My entire life was scheduled around the construction of sentences.  On Mondays, I would walk to the Starbucks a few blocks away from my apartment and sit on the second floor with my standard glass of iced, black coffee with a shot of, “woe is me, I am an artist” espresso.  On a good Monday, I would produce two paragraphs worth of useable prose, to be cleaned by my life mentor/thesis advisor.  I would walk into my living room, glowing as if I had cured fucking cancer, and inform my roommates, that I had constructed 15 adequate sentences.  My roommates, all of whom were resolving African famine and war in their respective research papers, would look at me as if I were bat shit crazy.

On a bad Monday, I would feel compelled to write a poorly constructed letter to the Starbucks Corporation informing them that their adult contemporary rotation was God awful bullshit and that their repertoire (and my soul) could highly benefit from the musical styling’s of Mariah Carey circa “Always Be My Baby.”  I would leave the second floor, high strung from no-prose-progress, and would walk into my living room and play “Always Be My Baby.”  The world of writing, it seemed, was one of exceedingly high highs and insanely low lows.

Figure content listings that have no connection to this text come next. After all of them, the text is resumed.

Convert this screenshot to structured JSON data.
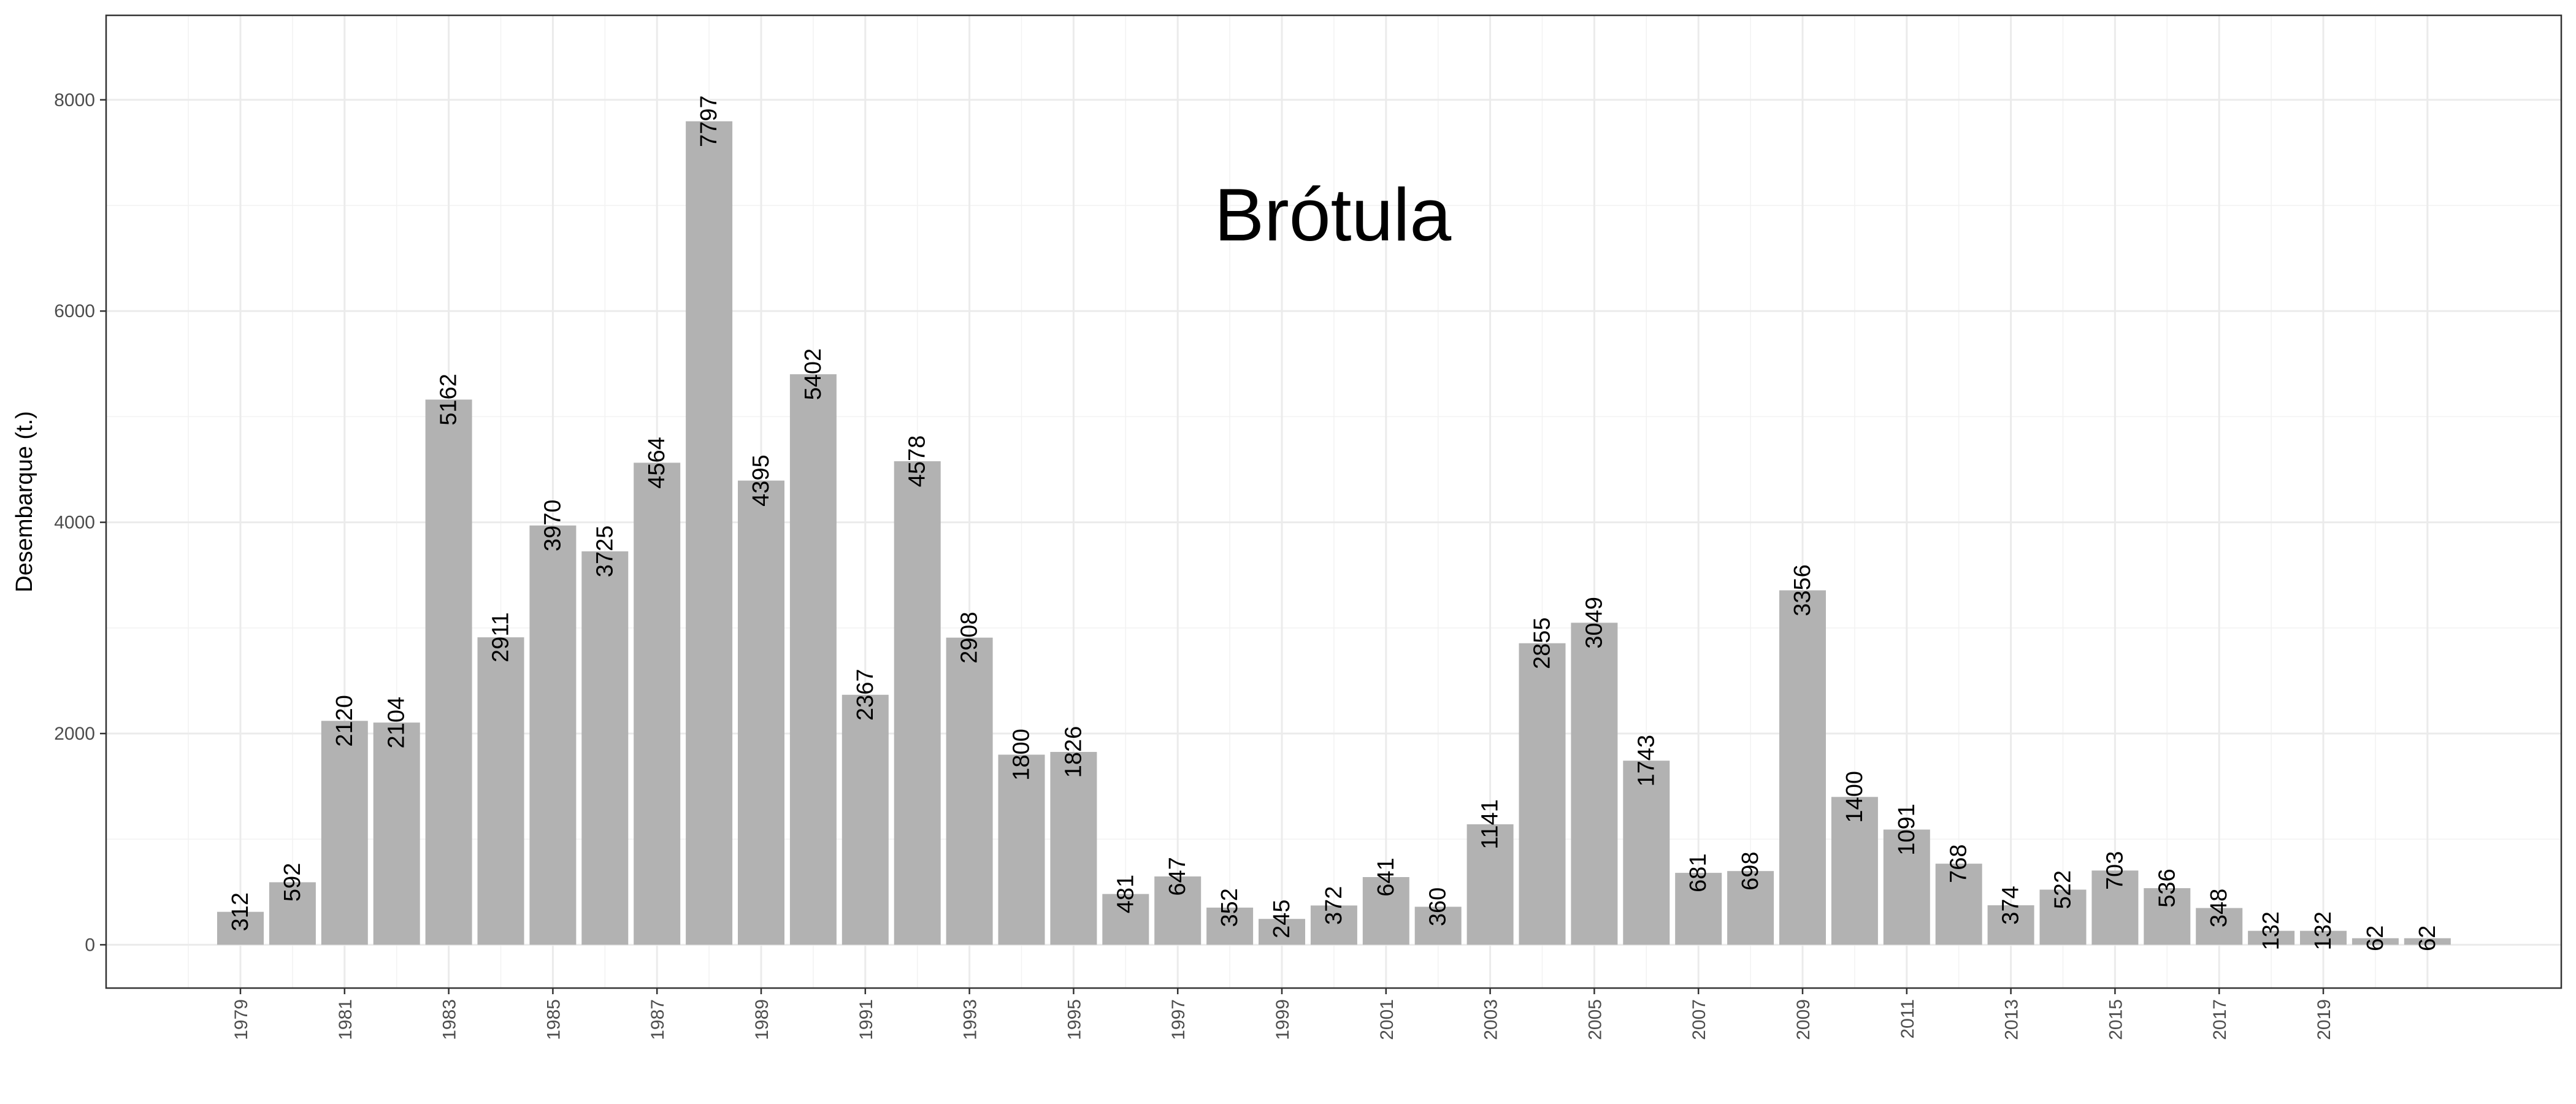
{
  "chart_data": {
    "type": "bar",
    "title": "Brótula",
    "ylabel": "Desembarque (t.)",
    "xlabel": "",
    "ylim": [
      -410,
      8800
    ],
    "yticks": [
      0,
      2000,
      4000,
      6000,
      8000
    ],
    "xtick_labels": [
      "1979",
      "1981",
      "1983",
      "1985",
      "1987",
      "1989",
      "1991",
      "1993",
      "1995",
      "1997",
      "1999",
      "2001",
      "2003",
      "2005",
      "2007",
      "2009",
      "2011",
      "2013",
      "2015",
      "2017",
      "2019"
    ],
    "grid": true,
    "bar_color": "#b2b2b2",
    "categories": [
      "1979",
      "1980",
      "1981",
      "1982",
      "1983",
      "1984",
      "1985",
      "1986",
      "1987",
      "1988",
      "1989",
      "1990",
      "1991",
      "1992",
      "1993",
      "1994",
      "1995",
      "1996",
      "1997",
      "1998",
      "1999",
      "2000",
      "2001",
      "2002",
      "2003",
      "2004",
      "2005",
      "2006",
      "2007",
      "2008",
      "2009",
      "2010",
      "2011",
      "2012",
      "2013",
      "2014",
      "2015",
      "2016",
      "2017",
      "2018",
      "2019",
      "2020",
      "2021"
    ],
    "values": [
      312,
      592,
      2120,
      2104,
      5162,
      2911,
      3970,
      3725,
      4564,
      7797,
      4395,
      5402,
      2367,
      4578,
      2908,
      1800,
      1826,
      481,
      647,
      352,
      245,
      372,
      641,
      360,
      1141,
      2855,
      3049,
      1743,
      681,
      698,
      3356,
      1400,
      1091,
      768,
      374,
      522,
      703,
      536,
      348,
      132,
      132,
      62,
      62
    ]
  }
}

I saw the world in writing — a world of heightened senses and an attention to peculiarities.  Mid-project, I experienced, processed, and saw everything in prose — when a leaf fell from a tree, I extrapolated some ridiculous life metaphor from it, immediately translated the appearance of the leaf into a series of adjective ridden, multiple clause descriptions.  The color, the shadow, the sway and swing of its fall, the way it looked in comparison to the backdrop (and its respective hue).  It was, by far, the most pretentious period of my life, yet the world is more beautiful when experience is liquidated into prose (as opposed to tripping on a pile of leaves and thinking, “God damn it, nature.  God damn it.”)

I cared, perhaps far too much.  I once sat with my thesis advisor for an hour and a half, thumbing through various hard covered references for the sake of rearranging the words of one sentence.  I would spend hours ignoring the reality around me because I was entirely in my head, reconstructing memories, envisioning the taste, the scent, and the noise of the truth I had supposedly witnessed and felt compelled to relay.  This was, perhaps, my biggest struggle — I thought so much of the past in my writing life, yet was attempting to balance it with forward thinking, future driven timeline of social justice work.  I was never in one temporal space.

It mattered so much that I hardly ate.  It mattered so much that I rarely ever slept, at least soundly.  It mattered so much that the off-white color of the library walls had a healthier, more radiant glow than I did.  It mattered so much that it has taken an entire year to recover.  But today, I sat down and I had an idea.

I think I am ready to write again.  After all, this writer is writing about my wanting to write.  I might as well.